“Then why, exactly, do you wish me to prohibit the child from coming to Challis Court?”

“Possibly you have not realised that the child is now five years old?” said Crashaw with an air of conferring illumination.

“Indeed! Yes. An age of some discretion, no doubt,” returned Challis.

“An age at which the State requires that he should receive the elements of education,” continued Crashaw.

“Eh?” said Challis.

“Time he went to school,” explained Mr. Forman. “I’ve been after him, you know. I’m the attendance officer for this district.”

Challis for once committed a breach of good manners. The import of the thing suddenly appealed to his sense of humour: he began to chuckle and then he laughed out a great, hearty laugh, such as had not been stirred in him for twenty years.

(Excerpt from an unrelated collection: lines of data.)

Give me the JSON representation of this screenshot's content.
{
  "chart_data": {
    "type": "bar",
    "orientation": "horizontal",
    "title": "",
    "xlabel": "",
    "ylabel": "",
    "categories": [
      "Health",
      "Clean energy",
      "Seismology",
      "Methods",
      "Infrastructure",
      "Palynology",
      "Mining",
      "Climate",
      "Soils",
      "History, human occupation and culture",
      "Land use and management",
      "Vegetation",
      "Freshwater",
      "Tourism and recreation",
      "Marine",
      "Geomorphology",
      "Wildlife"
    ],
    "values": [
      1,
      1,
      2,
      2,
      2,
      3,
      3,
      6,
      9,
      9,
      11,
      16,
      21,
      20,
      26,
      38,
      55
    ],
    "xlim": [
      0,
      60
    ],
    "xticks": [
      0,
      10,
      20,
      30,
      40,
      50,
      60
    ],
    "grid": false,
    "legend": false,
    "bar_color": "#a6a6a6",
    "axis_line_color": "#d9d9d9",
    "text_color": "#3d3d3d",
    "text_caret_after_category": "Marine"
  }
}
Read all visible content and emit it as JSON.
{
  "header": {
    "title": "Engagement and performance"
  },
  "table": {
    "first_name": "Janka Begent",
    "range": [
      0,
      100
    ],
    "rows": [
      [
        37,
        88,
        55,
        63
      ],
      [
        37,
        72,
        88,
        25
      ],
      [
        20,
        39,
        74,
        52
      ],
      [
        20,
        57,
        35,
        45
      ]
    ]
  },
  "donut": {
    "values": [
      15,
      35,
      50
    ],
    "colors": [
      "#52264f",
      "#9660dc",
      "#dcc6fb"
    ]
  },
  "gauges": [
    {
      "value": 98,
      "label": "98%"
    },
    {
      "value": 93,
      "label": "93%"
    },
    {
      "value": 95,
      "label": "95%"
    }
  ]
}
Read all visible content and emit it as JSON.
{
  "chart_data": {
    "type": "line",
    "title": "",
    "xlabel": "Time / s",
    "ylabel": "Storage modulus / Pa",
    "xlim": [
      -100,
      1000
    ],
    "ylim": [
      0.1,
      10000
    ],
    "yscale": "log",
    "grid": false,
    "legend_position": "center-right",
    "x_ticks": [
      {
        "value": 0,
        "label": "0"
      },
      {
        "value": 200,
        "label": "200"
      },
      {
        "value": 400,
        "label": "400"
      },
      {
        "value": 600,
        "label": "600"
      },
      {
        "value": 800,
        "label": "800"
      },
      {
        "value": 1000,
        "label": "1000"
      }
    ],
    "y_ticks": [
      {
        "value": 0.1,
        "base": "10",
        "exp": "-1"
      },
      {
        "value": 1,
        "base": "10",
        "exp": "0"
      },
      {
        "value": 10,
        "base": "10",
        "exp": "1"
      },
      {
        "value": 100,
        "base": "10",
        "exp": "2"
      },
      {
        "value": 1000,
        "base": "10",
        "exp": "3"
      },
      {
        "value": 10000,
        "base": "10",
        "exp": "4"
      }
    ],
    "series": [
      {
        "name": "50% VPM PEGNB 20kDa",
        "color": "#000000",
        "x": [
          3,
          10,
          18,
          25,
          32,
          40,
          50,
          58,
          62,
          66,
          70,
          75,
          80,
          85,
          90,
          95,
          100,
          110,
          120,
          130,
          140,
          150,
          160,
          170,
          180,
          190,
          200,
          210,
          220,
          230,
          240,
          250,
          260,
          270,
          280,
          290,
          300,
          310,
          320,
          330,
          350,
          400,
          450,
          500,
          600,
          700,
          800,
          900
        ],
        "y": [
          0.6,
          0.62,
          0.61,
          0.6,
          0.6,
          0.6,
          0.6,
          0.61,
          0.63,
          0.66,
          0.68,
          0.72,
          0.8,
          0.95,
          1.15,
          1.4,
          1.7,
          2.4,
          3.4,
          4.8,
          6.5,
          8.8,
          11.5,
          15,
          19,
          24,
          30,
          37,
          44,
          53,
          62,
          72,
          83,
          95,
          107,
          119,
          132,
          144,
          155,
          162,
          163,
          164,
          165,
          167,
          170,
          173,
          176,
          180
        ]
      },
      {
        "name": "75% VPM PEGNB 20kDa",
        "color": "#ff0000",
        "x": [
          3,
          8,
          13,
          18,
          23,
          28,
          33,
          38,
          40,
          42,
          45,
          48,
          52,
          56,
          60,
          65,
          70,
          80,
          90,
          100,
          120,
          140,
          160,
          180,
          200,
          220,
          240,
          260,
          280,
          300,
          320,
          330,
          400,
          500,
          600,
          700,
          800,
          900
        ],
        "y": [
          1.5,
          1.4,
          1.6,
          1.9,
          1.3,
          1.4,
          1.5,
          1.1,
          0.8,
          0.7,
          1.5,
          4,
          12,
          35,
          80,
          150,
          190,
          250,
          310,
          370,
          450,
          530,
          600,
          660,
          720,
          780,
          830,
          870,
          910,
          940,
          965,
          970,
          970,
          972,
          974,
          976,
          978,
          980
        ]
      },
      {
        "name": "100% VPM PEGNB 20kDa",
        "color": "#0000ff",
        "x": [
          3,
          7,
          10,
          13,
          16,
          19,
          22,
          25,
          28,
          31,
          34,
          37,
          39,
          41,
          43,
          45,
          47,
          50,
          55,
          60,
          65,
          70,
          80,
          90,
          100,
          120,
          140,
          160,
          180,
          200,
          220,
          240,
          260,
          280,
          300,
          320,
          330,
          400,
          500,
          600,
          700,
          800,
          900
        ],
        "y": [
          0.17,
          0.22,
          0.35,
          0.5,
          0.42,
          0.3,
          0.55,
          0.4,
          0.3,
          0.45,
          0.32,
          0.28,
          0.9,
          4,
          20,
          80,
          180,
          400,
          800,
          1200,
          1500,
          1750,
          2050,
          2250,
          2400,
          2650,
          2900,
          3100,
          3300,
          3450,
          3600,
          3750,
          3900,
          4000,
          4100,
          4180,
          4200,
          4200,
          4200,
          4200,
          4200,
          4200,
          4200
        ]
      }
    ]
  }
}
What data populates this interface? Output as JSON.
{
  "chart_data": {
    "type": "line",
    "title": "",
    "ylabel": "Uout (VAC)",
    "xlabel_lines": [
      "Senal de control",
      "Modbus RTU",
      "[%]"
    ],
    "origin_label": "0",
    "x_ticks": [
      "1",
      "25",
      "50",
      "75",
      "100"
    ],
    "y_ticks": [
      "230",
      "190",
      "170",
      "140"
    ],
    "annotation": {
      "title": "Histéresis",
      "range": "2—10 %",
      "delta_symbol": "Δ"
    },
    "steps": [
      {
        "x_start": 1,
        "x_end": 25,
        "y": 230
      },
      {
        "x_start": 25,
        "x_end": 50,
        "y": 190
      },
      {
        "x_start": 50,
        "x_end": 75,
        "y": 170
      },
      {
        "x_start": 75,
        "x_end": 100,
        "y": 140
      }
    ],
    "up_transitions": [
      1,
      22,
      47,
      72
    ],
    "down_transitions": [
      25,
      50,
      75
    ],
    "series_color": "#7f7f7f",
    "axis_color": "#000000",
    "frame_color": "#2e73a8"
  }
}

“Oh! forgive me, forgive me,” he said, when he had recovered his self-control. “But you don’t know; you can’t conceive the utter, childish absurdity of setting that child to recite the multiplication table with village infants of his own age. Oh! believe me, if you could only guess, you would laugh with me. It’s so funny, so inimitably funny.”

“I fail to see, Mr. Challis,” said Crashaw, “that there is anything in any way absurd or—or unusual in the preposition.”

“Five is the age fixed by the State,” said Mr. Forman. He had relaxed into a broad smile in sympathy with Challis’s laugh, but he had now relapsed into a fair imitation of Crashaw’s intense seriousness.